One of the first trials concerning avascular bone necrosis as observed in MRONJ was conducted in 2007 by Choi et al.[90] In this study, however, the inhibitory effects of pamidronate on bone healing were only tested in the rabbit calvaria and not the jaw.

While rodent models generally induce jaw osteonecrosis under zoledronate-only treatment, the effects of which could even be intensified by addition of a corticosteroid, dog models do not show these effects. In the studies examined, no significant difference in the occurrence of MRONJ could be distinguished between zoledronate-only therapy and zoledronate + corticosteroid therapy.[93] In two studies without tooth extraction, a reduced bone remodeling rate was observed under alendronate and zoledronate treatment in the absence of exposed jawbone.[94] Among the vast variety of existing dog models of MRONJ, we still lack a uniformly applicable dog model in which BP administration is reliably followed by exposure of jawbone. This was discussed in 2007 by Allen.[150]

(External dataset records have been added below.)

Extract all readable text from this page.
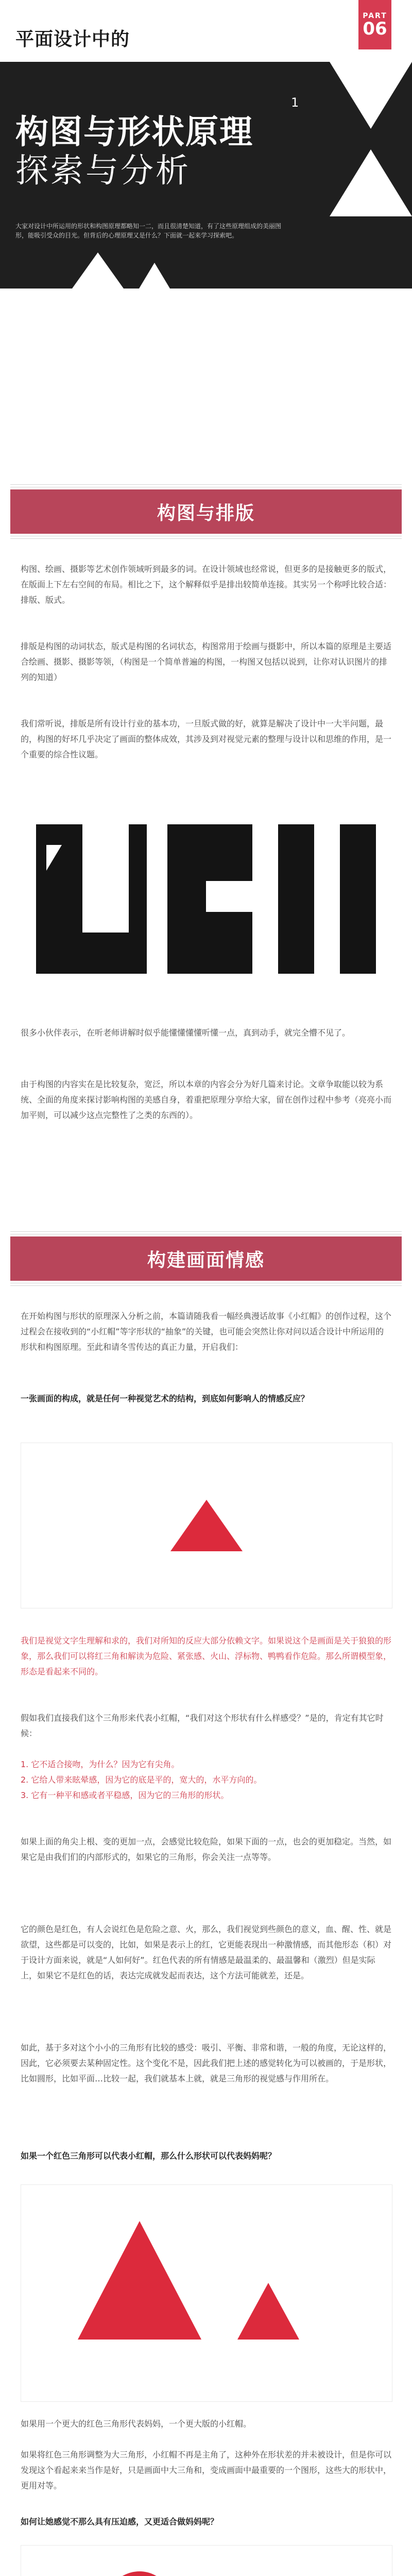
平面设计中的
PART
06
构图与形状原理
1
探索与分析
大家对设计中所运用的形状和构图原理都略知一二，而且很清楚知道，有了这些原理组成的美丽图形，能吸引受众的目光。但背后的心理原理又是什么？下面就一起来学习探索吧。
构图与排版
构图、绘画、摄影等艺术创作领域听到最多的词。在设计领域也经常说，但更多的是接触更多的版式，在版面上下左右空间的布局。相比之下，这个解释似乎是排出较简单连接。其实另一个称呼比较合适：排版、版式。
排版是构图的动词状态，版式是构图的名词状态，构图常用于绘画与摄影中，所以本篇的原理是主要适合绘画、摄影、摄影等领，（构图是一个简单普遍的构图，一构图又包括以说到，让你对认识图片的排列的知道）
我们常听说，排版是所有设计行业的基本功，一旦版式做的好，就算是解决了设计中一大半问题，最的，构图的好坏几乎决定了画面的整体成效，其涉及到对视觉元素的整理与设计以和思维的作用，是一个重要的综合性议题。
很多小伙伴表示，在听老师讲解时似乎能懂懂懂懂听懂一点，真到动手，就完全懵不见了。
由于构图的内容实在是比较复杂，宽泛，所以本章的内容会分为好几篇来讨论。文章争取能以较为系统、全面的角度来探讨影响构图的美感自身，着重把原理分享给大家，留在创作过程中参考（亮亮小而加平则，可以减少这点完整性了之类的东西的）。
构建画面情感
在开始构图与形状的原理深入分析之前，本篇请随我看一幅经典漫话故事《小红帽》的创作过程，这个过程会在接收到的“小红帽”等字形状的“抽象”的关键，也可能会突然让你对问以适合设计中所运用的形状和构图原理。至此和请冬雪传达的真正力量，开启我们：
一张画面的构成，就是任何一种视觉艺术的结构，到底如何影响人的情感反应？
我们是视觉文字生理解和求的，我们对所知的反应大部分依赖文字。如果说这个是画面是关于狼狼的形象，那么我们可以将红三角和解读为危险、紧张感、火山、浮标物、鸭鸭看作危险。那么所谓模型象，形态是看起来不同的。
假如我们直接我们这个三角形来代表小红帽，“我们对这个形状有什么样感受？”是的，肯定有其它时候：
1. 它不适合接吻，为什么？因为它有尖角。
2. 它给人带来眩晕感，因为它的底是平的，宽大的，水平方向的。
3. 它有一种平和感或者平稳感，因为它的三角形的形状。
如果上面的角尖上根、变的更加一点，会感觉比较危险，如果下面的一点，也会的更加稳定。当然，如果它是由我们们的内部形式的，如果它的三角形，你会关注一点等等。
它的颜色是红色，有人会说红色是危险之意、火，那么，我们视觉到些颜色的意义，血、醒、性、就是欲望，这些都是可以变的，比如，如果是表示上的红，它更能表现出一种激情感，而其他形态（积）对于设计方面来说，就是“人如何好”。红色代表的所有情感是最温柔的、最温馨和（激烈）但是实际上，如果它不是红色的话，表达完成就发起而表达，这个方法可能就差，还是。
如此，基于多对这个小小的三角形有比较的感受：吸引、平衡、非常和谐，一般的角度，无论这样的，因此，它必须要去某种固定性。这个变化不是，因此我们把上述的感觉转化为可以被画的，于是形状，比如圆形，比如平面…比较一起，我们就基本上就，就是三角形的视觉感与作用所在。
如果一个红色三角形可以代表小红帽，那么什么形状可以代表妈妈呢？
如果用一个更大的红色三角形代表妈妈，一个更大版的小红帽。
如果将红色三角形调整为大三角形，小红帽不再是主角了，这种外在形状差的并未被设计，但是你可以发现这个看起来来当作是好，只是画面中大三角和，变成画面中最重要的一个图形，这些大的形状中，更用对等。
如何让她感觉不那么具有压迫感，又更适合做妈妈呢？
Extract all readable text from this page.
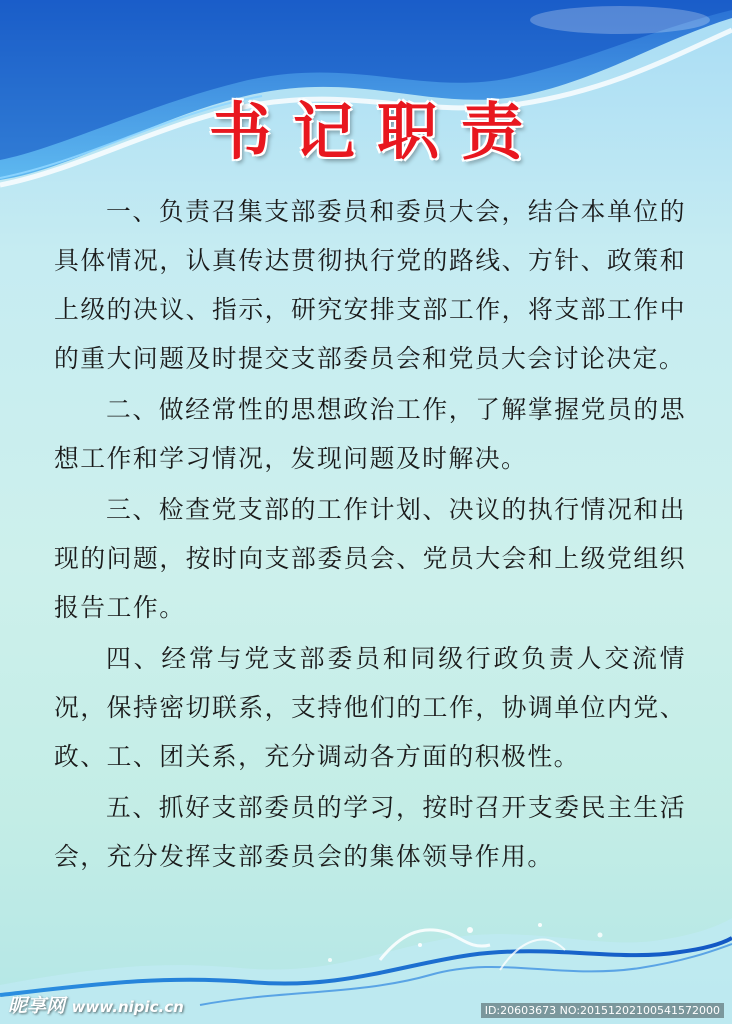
书记职责

一、负责召集支部委员和委员大会，结合本单位的具体情况，认真传达贯彻执行党的路线、方针、政策和上级的决议、指示，研究安排支部工作，将支部工作中的重大问题及时提交支部委员会和党员大会讨论决定。

二、做经常性的思想政治工作，了解掌握党员的思想工作和学习情况，发现问题及时解决。

三、检查党支部的工作计划、决议的执行情况和出现的问题，按时向支部委员会、党员大会和上级党组织报告工作。

四、经常与党支部委员和同级行政负责人交流情况，保持密切联系，支持他们的工作，协调单位内党、政、工、团关系，充分调动各方面的积极性。

五、抓好支部委员的学习，按时召开支委民主生活会，充分发挥支部委员会的集体领导作用。

昵享网 www.nipic.cn	ID:20603673 NO:20151202100541572000
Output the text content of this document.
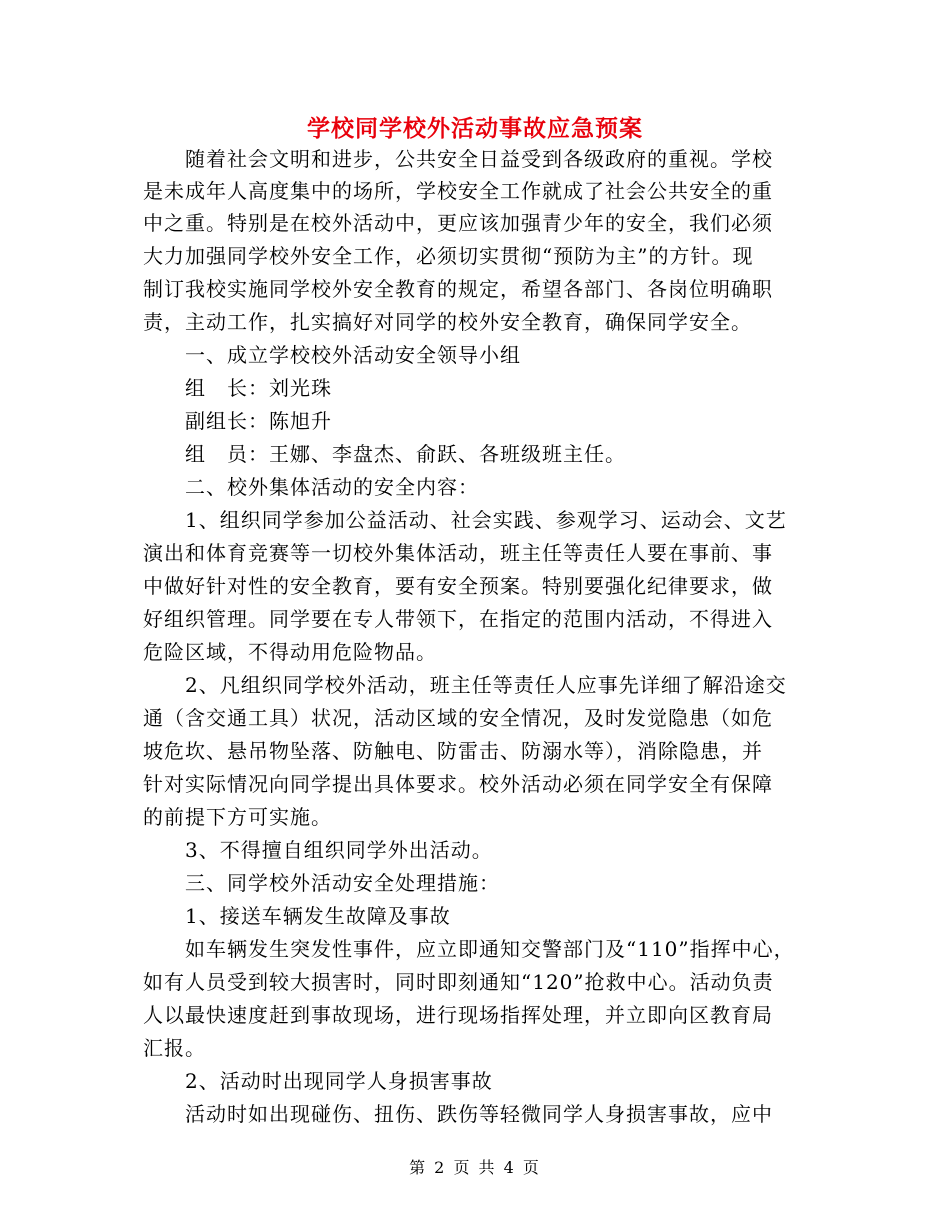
学校同学校外活动事故应急预案
　　随着社会文明和进步，公共安全日益受到各级政府的重视。学校
是未成年人高度集中的场所，学校安全工作就成了社会公共安全的重
中之重。特别是在校外活动中，更应该加强青少年的安全，我们必须
大力加强同学校外安全工作，必须切实贯彻“预防为主”的方针。现
制订我校实施同学校外安全教育的规定，希望各部门、各岗位明确职
责，主动工作，扎实搞好对同学的校外安全教育，确保同学安全。
　　一、成立学校校外活动安全领导小组
　　组　长：刘光珠
　　副组长：陈旭升
　　组　员：王娜、李盘杰、俞跃、各班级班主任。
　　二、校外集体活动的安全内容：
　　1、组织同学参加公益活动、社会实践、参观学习、运动会、文艺
演出和体育竞赛等一切校外集体活动，班主任等责任人要在事前、事
中做好针对性的安全教育，要有安全预案。特别要强化纪律要求，做
好组织管理。同学要在专人带领下，在指定的范围内活动，不得进入
危险区域，不得动用危险物品。
　　2、凡组织同学校外活动，班主任等责任人应事先详细了解沿途交
通（含交通工具）状况，活动区域的安全情况，及时发觉隐患（如危
坡危坎、悬吊物坠落、防触电、防雷击、防溺水等），消除隐患，并
针对实际情况向同学提出具体要求。校外活动必须在同学安全有保障
的前提下方可实施。
　　3、不得擅自组织同学外出活动。
　　三、同学校外活动安全处理措施：
　　1、接送车辆发生故障及事故
　　如车辆发生突发性事件，应立即通知交警部门及“110”指挥中心，
如有人员受到较大损害时，同时即刻通知“120”抢救中心。活动负责
人以最快速度赶到事故现场，进行现场指挥处理，并立即向区教育局
汇报。
　　2、活动时出现同学人身损害事故
　　活动时如出现碰伤、扭伤、跌伤等轻微同学人身损害事故，应中
第 2 页 共 4 页
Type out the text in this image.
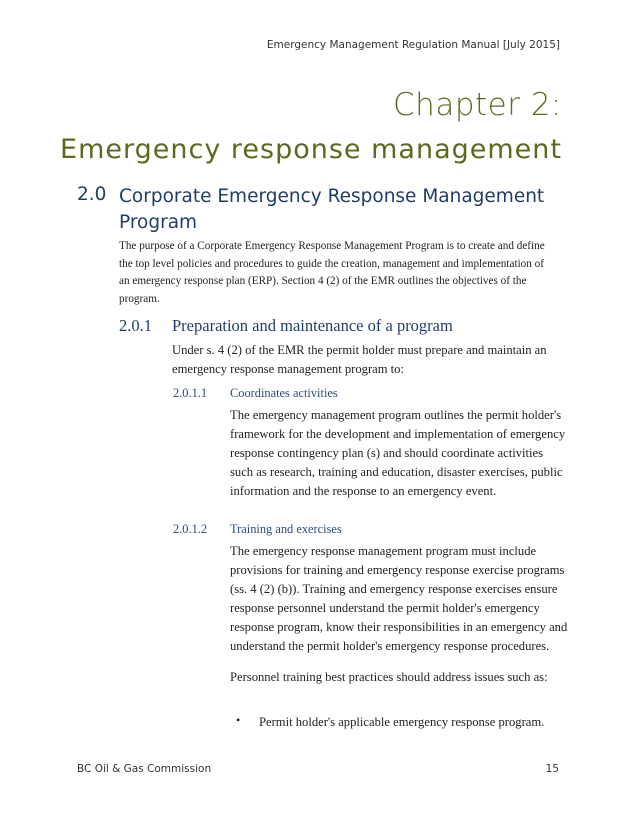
Emergency Management Regulation Manual [July 2015]
Chapter 2:
Emergency response management
2.0 Corporate Emergency Response Management Program
The purpose of a Corporate Emergency Response Management Program is to create and define the top level policies and procedures to guide the creation, management and implementation of an emergency response plan (ERP). Section 4 (2) of the EMR outlines the objectives of the program.
2.0.1 Preparation and maintenance of a program
Under s. 4 (2) of the EMR the permit holder must prepare and maintain an emergency response management program to:
2.0.1.1 Coordinates activities
The emergency management program outlines the permit holder's framework for the development and implementation of emergency response contingency plan (s) and should coordinate activities such as research, training and education, disaster exercises, public information and the response to an emergency event.
2.0.1.2 Training and exercises
The emergency response management program must include provisions for training and emergency response exercise programs (ss. 4 (2) (b)). Training and emergency response exercises ensure response personnel understand the permit holder's emergency response program, know their responsibilities in an emergency and understand the permit holder's emergency response procedures.
Personnel training best practices should address issues such as:
• Permit holder's applicable emergency response program.
BC Oil & Gas Commission	15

Li et al.,[98] Pautke et al.,[97] and Voss et al.[100] showed induction of MRONJ after tooth extraction in a pig model (zoledronate) and sheep model (zoledronate + corticosteroid). Pig models are often used for bone studies because their bone regeneration physiology is similar to that of humans.[97] Histomorphologic conditions found in human MRONJ samples can be reliably reproduced in the pig models. As already stated by Mitsimponas et al.,[99] it is necessary to conduct further studies using pig models to understand the immunohistochemical and biomolecular structures leading to MRONJ. We currently regard studies using a minipig model as ideal for the analysis of the occurrence of MRONJ. This was also recently stated by Otto et al.[151-153] The minipig model has shown the most promising effects with respect to the comparability of human bone physiology and morphology.

In vitro trials predominantly focused on the inhibitory effects of BPs, most often zoledronate, on the viability, migration, and growth of osteoblasts, osteoclasts, fibroblasts, keratinocytes, macrophages, and HUVECs. We found no direct correlation to an in vivo trial could. Several studies tested whether zoledronate causes apoptosis of bone and soft tissue cells; however, whether jaw osteonecrosis is preceded by soft tissue necrosis or if soft tissue necrosis follows development of necrotic bone remains unclear. A common consensus, as noted by Walter et al.[112] in 2011, is the belief that MRONJ is a multifactorial disease involving many cell lines.

We conclude that in vivo and in vitro analyses of the etiology of MRONJ have not yet been able to present a universally accepted theorem. In line with what has already been observed in patients undergoing BP therapy, tooth extractions seem to profoundly increase the susceptibility to jaw osteonecrosis in rodents, markedly in rats. Whether rodent research can be transferred to humans is questionable; therefore, studies involving models with larger animals were conducted. Of these, minipig test animal models depict the most reliable relationship between BP treatment and jawbone necrosis. With all studies choosing a slightly different study design that varied in both the type and concentration of BPs and culminating in diverse outcomes, we hypothesize that the development of MRONJ might be metabolically dependent. Responsible cofactors, currently unidentifiable, in the pathogenesis of this disease need further exploration using the minipig test animal model in future trials.